**Goal:** Implement a macro facility in Python. Do it at the syntax level (_à la_ LISP) rather than the text level (as with `#define` in C and derivatives).

**Why is this useful?** It allows for more code reuse. In my [DBussy](https://github.com/ldo/dbussy/) Python wrapper for `libdbus`, I try to provide both synchronous and asynchronous alternatives for performing the same function. Here’s one example:

    def get_proxy_interface(self, destination, path, interface, timeout = DBUS.TIMEOUT_USE_DEFAULT) :
        "sends an Introspect request to the specified bus name and object path" \
        " (if interface is not an Interface object or the name of one of the standard" \
        " interfaces), and generates a client-side proxy interface for that interface."
        if isinstance(interface, Introspection.Interface) :
            definition = interface
            interface = definition.name
        elif isinstance(interface, str) :
            if interface in dbus.standard_interfaces :
                definition = dbus.standard_interfaces[interface]
            else :
                introspection = self.introspect(destination, path, timeout)
                interfaces = introspection.interfaces_by_name
                if interface not in interfaces :
                    raise dbus.DBusError \
                      (
                        DBUS.ERROR_UNKNOWN_INTERFACE,
                            "peer “%s” object “%s” does not understand interface “%s”"
                        %
                            (destination, path, interface)
                      )
                #end if
                definition = interfaces[interface]
            #end if
        else :
            raise TypeError("interface must be an Interface or name of one")
        #end if
        return \
            def_proxy_interface \
              (
                name = interface,
                kind = INTERFACE.CLIENT,
                introspected = definition,
                is_async = False
              )
    #end get_proxy_interface

    async def get_proxy_interface_async(self, destination, path, interface, timeout = DBUS.TIMEOUT_USE_DEFAULT) :
        "sends an Introspect request to the specified bus name and object path" \
        " (if interface is not an Interface object or the name of one of the standard" \
        " interfaces), and generates a client-side proxy interface for that interface."
        assert self.loop != None, "no event loop to attach coroutine to"
        if isinstance(interface, Introspection.Interface) :
            definition = interface
            interface = definition.name
        elif isinstance(interface, str) :
            if interface in dbus.standard_interfaces :
                definition = dbus.standard_interfaces[interface]
            else :
                introspection = await self.introspect_async(destination, path, timeout)
                interfaces = introspection.interfaces_by_name
                if interface not in interfaces :
                    raise dbus.DBusError \
                      (
                        DBUS.ERROR_UNKNOWN_INTERFACE,
                            "peer “%s” object “%s” does not understand interface “%s”"
                        %
                            (destination, path, interface)
                      )
                #end if
                definition = interfaces[interface]
            #end if
        else :
            raise TypeError("interface must be an Interface or name of one")
        #end if
        return \
            def_proxy_interface \
              (
                name = interface,
                kind = INTERFACE.CLIENT,
                introspected = definition,
                is_async = True
              )
    #end get_proxy_interface_async

You can see how the two functions are so close to being the same, yet there is no way in Python to write just one function that can work both ways; a function declared with plain `def` is not allowed to have `async`/`await` constructs in it, and one declared `async` `def` cannot simply be invoked by the caller as a normal function. So we need two parallel versions, and so any change to fix a bug or add functionality in one will likely apply to the other as well, and so will need to be done twice.

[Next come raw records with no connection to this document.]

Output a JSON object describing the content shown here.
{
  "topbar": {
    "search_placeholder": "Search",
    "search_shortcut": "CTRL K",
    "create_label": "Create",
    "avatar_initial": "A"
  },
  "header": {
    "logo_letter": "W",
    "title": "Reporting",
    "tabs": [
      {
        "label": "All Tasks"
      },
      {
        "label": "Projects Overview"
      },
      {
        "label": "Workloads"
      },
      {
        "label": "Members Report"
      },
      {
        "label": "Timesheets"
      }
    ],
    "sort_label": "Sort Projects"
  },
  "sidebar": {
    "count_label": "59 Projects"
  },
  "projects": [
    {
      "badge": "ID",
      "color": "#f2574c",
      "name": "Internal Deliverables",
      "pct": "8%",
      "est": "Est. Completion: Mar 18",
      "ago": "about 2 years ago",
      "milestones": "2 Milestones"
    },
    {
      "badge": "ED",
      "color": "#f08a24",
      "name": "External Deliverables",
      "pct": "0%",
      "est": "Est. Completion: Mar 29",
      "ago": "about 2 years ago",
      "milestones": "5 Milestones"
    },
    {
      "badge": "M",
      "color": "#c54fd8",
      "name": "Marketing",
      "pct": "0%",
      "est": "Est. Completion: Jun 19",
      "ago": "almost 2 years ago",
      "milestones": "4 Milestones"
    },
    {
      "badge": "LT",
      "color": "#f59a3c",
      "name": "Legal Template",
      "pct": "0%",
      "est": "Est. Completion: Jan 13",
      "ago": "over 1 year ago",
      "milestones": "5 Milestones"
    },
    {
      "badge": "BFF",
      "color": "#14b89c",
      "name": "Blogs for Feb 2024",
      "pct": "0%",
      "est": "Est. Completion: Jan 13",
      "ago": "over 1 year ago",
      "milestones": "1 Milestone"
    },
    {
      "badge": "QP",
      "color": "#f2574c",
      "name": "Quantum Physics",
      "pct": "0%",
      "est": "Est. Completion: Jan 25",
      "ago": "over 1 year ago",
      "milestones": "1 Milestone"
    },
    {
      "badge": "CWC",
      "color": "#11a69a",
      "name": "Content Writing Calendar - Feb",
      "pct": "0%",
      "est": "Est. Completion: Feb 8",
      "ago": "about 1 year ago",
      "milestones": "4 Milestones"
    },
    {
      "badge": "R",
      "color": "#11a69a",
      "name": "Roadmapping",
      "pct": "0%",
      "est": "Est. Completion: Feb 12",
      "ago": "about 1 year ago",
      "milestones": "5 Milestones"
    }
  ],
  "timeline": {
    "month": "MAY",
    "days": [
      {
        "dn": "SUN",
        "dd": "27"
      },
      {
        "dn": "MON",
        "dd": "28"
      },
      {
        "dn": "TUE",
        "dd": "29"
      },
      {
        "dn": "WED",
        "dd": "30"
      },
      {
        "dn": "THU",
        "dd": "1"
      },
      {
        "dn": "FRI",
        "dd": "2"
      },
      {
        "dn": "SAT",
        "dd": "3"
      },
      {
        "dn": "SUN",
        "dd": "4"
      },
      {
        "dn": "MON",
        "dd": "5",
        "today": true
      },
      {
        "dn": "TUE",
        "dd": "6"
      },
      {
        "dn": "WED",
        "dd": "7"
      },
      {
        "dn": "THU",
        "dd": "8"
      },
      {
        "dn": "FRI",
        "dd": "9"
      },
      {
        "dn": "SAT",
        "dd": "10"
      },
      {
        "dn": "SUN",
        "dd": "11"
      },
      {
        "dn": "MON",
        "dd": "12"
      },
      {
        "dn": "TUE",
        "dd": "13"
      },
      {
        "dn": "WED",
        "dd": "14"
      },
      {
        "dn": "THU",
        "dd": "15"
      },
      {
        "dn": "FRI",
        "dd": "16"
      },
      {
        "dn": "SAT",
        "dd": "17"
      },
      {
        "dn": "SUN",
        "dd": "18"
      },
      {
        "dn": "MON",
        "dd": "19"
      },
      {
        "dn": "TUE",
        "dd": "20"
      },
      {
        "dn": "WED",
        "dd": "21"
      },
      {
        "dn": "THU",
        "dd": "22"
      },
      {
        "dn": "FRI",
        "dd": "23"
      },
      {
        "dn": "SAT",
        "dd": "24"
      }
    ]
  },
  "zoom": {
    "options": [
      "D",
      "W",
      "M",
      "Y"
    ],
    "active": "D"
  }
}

You could imagine using the C preprocessor to `#define` some common macro that could expand to both versions. But it is well-known that text-level macro processing is fiddly and fragile, and prone to mysterious compile-time errors if you are not careful. Here is a simple example I found in `/usr/include/bits/select.h`:

    #define __FD_ZERO(s) \
      do {									      \
        unsigned int __i;							      \
        fd_set *__arr = (s);						      \
        for (__i = 0; __i < sizeof (fd_set) / sizeof (__fd_mask); ++__i)	      \
          __FDS_BITS (__arr)[__i] = 0;					      \
      } while (0)

(In `/usr/include/sys/select.h`, the name `FD_ZERO` is defined as a synonym for `__FD_ZERO`.)

While the macro uses a `do`-`while` block to define its own scope, the expansion of the `s` argument brings the whole of the caller’s expression for that argument into that scope. Note the double-underscores in front of all the local variable names: you better hope those will not clash with variables used in the caller’s code!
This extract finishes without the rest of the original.